Nerve infiltration has been implicated in the formation and progression of several solid tumor types including prostate, gastric, and pancreatic cancers. However, despite its neural origin, melanoma innervation has not been previously reported. In our preliminary studies, we discovered that melanoma tumor tissues from patient samples and mouse models are highly innervated. This innervation is dependent on tumor cell expression of nerve growth factor (NGF), as targeted NGF depletion eliminates intratumoral nerve fibers. Importantly, melanoma denervation via NGF knockdown or chemical sympathectomy dramatically reduces tumor burdens by remodeling the tumor microenvironment (TME). This TME reprogramming is associated with increased cytokine and chemokine expression, CD103+ DC activation, and CD8+ T cell recruitment, suggesting that NGF or nerve-derived neurotransmitters support tumor growth by suppressing antitumor immunity. Importantly, we confirmed this inverse correlation between tumor innervation and inflammation using clinical samples: melanomas expressing low levels of NGF are immunologically hot and associated with improved patient survival. These findings inspire our central hypothesis that NGF-mediated innervation of the tumor microenvironment can be exploited pharmacologically to reverse immunosuppression. In this study, we will test this hypothesis with the following three aims:
Aim 1 will dissect molecular mechanisms of NGF-mediated remodeling of the intratumor immune microenvironment.
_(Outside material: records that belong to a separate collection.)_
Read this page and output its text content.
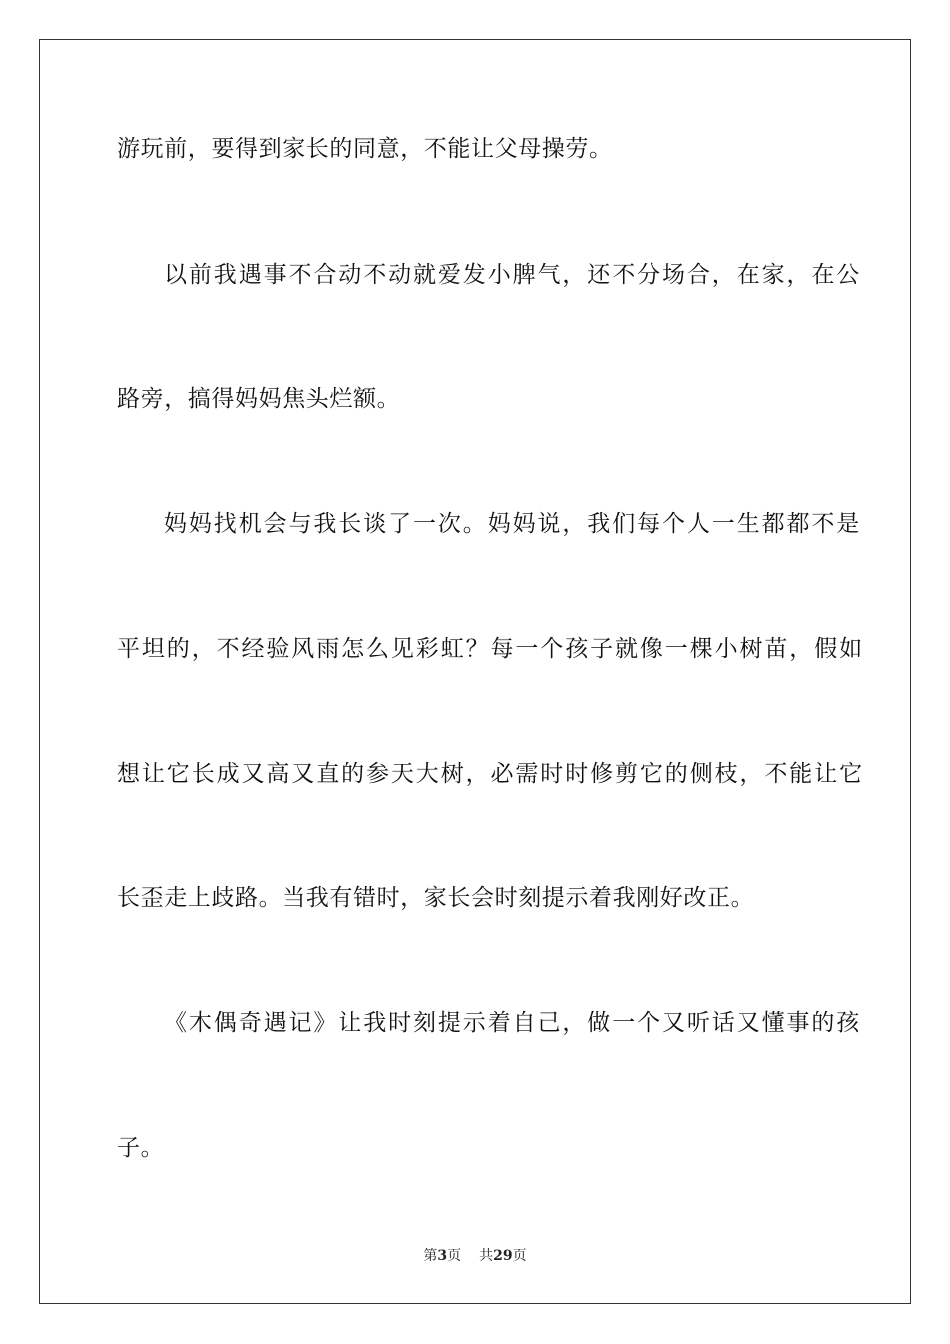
游玩前，要得到家长的同意，不能让父母操劳。
以前我遇事不合动不动就爱发小脾气，还不分场合，在家，在公
路旁，搞得妈妈焦头烂额。
妈妈找机会与我长谈了一次。妈妈说，我们每个人一生都都不是
平坦的，不经验风雨怎么见彩虹？每一个孩子就像一棵小树苗，假如
想让它长成又高又直的参天大树，必需时时修剪它的侧枝，不能让它
长歪走上歧路。当我有错时，家长会时刻提示着我刚好改正。
《木偶奇遇记》让我时刻提示着自己，做一个又听话又懂事的孩
子。
第3页 共29页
Aim 2 will dissect molecular mechanisms by which NGF regulates T cell activation.
Aim 3 will determine the pre-clinical efficacy of a therapeutic strategy combining NGF axis inhibition and immune checkpoint blockade against melanoma. Findings from the proposed studies will lay the foundation upon which potential combinational therapies can be developed to combat this disease.
Cancer immunotherapy has shown great promise in combatting cancer, but interactions between cancer cells and the immune system or anti-tumor immune response within the tumor microenvironment remain to be explored to increase the potential of this approach as a major arsenal for cancer treatment.